Though both Gray and Dre have failed to respond to Barnes's essay, its assertions add a sinister layer to an already disturbing incident of undeniable abuse. According to Barnes, the assault negatively impacted her career for many years due to Dre's influence within the industry. In the wake of the ongoing controversy, the Los Angeles Times tracked down a copy of Jonathan Herman's original script. Dre's assault of Barnes, according to this draft, was originally meant to appear in the film.

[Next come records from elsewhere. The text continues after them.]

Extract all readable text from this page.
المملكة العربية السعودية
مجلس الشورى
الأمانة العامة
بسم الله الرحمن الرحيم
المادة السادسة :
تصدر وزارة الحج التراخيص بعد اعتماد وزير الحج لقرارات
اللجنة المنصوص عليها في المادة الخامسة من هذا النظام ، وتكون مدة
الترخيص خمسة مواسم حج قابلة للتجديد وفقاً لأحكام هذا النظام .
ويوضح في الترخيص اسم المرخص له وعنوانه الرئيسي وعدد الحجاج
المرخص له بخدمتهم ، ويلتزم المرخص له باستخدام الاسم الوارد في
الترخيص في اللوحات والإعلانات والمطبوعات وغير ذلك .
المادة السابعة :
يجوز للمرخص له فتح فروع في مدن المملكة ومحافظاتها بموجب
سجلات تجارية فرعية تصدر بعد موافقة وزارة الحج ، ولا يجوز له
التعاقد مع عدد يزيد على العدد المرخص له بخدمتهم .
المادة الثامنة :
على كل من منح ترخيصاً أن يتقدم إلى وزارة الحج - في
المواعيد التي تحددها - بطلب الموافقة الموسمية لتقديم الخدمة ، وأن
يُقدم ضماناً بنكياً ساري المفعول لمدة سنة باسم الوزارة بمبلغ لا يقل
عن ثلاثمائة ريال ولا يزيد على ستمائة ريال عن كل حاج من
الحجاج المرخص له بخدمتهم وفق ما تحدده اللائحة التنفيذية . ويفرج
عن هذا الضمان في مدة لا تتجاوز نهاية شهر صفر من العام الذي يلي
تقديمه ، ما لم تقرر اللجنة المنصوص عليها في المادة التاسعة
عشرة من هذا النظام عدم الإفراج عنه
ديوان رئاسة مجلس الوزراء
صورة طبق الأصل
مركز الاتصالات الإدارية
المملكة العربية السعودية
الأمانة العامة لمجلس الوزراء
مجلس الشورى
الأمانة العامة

However, the context surrounding its initial inclusion is, to say the least, problematic:

In the scene, the fictional Dre, “eyes glazed, drunk, with an edge of nastiness, contempt” (per noted from the script) spots Barnes at the party and approaches her.

“Saw that [expletive] you did with Cube. Really had you under his spell, huh? Ate up everything he said. Let him diss us. Sell us out.”

“I just let him tell his story,” Barnes’ character retorts, “That’s what I do. It’s my job.”

“I thought we were cool, you and me,” Dre fires back. “But you don’t give a [expletive]. You just wanna laugh at N.W.A, make us all look like fools.”

The conversation escalates, Barnes throws her drink in Dre’s face before he attacks her “flinging her around like a rag-doll, while she screams, cries, begs for him to stop.”

In addition to the fact that this original inclusion grossly places the blame of the incident's escalation firmly on Dee Barnes, it also includes what might very well be a total fabrication. According to Barnes's account of the assault, a drink was never thrown at or from either involved party.